Rowen Slams Chancellor's Pre-Budget Report

December 10, 2009 12:00 AM

Putting Rochdale FIRST! Paul Rowen MPPaul Rowen, MP for Rochdale, has criticised the Chancellor's Pre-Budget Report for being full of political posturing rather than a coherent plan for economic recovery. The Pre-Budget Report was published yesterday by Alistair Darling.

The Chancellor has used far-fetched growth forecasts to back up public spending plans. We need public spending to lift us out of recession, but it is irresponsible to announce increased spending for 2011-12, 2012-13 and 2013-14, taking us far outside of our economic means.

The Chancellor also proposed a 0.5% increase in National Insurance, on top of the 0.5% increase announced last April, which amounts to a 2% increase in tax on workers. A 1% increase in National Insurance on employees means that by 2011/12 people earning over £7,000 will pay 32% tax on their income.

The much trailed bankers bonus tax levied on bonuses over £25,000 until April 2010 is a token gesture, and is wide open for tax avoidance. It will only raise around £500million out of the £5billion worth of bonuses expected to be paid this year.

The Government have announced a 1% public sector pay cap for two years starting in 2011. With inflation predicted to be at least 2.5% next year and 3.5% in the following year, this will amount to a real terms pay cut for public sector employees.

Paul Rowen said: "Alistair Darling couldn't face up to the hard decisions needed to get this country back on the road to recovery. Instead, he used far-fetched growth figures to back up proposals that were more in line with an election manifesto.
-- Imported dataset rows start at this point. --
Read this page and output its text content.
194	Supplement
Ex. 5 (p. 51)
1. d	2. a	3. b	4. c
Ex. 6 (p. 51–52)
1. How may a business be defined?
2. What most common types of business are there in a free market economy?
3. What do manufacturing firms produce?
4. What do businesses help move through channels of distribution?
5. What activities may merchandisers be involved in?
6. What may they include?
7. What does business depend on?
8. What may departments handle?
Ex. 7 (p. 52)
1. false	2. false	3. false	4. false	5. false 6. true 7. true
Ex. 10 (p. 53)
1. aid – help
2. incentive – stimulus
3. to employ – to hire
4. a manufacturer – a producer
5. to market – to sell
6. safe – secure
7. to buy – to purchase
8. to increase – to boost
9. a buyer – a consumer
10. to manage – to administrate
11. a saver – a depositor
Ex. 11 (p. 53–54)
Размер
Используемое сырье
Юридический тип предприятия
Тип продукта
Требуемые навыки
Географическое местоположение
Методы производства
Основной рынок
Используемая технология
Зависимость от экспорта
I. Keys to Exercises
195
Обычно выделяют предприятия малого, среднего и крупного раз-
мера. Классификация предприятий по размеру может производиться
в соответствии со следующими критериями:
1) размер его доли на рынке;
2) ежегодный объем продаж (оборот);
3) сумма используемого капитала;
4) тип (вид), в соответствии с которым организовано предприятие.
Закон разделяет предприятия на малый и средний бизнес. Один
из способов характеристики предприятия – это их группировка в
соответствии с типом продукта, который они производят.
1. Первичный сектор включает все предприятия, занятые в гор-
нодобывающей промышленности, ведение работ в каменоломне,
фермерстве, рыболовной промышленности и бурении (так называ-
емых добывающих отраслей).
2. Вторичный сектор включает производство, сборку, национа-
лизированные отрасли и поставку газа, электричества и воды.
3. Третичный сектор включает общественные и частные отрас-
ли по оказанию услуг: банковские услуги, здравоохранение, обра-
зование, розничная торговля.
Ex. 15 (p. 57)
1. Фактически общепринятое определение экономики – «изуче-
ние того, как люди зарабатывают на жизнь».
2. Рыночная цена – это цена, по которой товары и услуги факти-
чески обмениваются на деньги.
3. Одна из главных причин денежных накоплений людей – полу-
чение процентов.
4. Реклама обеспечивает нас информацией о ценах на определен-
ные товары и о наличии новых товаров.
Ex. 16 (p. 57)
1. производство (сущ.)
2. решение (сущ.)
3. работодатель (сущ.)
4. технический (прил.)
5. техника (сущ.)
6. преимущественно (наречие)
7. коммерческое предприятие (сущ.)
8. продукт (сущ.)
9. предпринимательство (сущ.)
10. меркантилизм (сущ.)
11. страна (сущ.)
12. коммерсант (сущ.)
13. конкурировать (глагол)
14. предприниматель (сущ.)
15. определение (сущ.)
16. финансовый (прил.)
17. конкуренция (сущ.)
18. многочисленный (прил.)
We need a Chancellor who is honest and realistic about tackling the structural deficit and balancing the books.

Rather than making things fairer for the people of this country, these proposals will hit people on low and middle incomes. The Government's plan will hit the poorest the hardest, while some one on £15,000 will only see their pay rise by £150 some one on £150,000 will see their pay increase £1,500."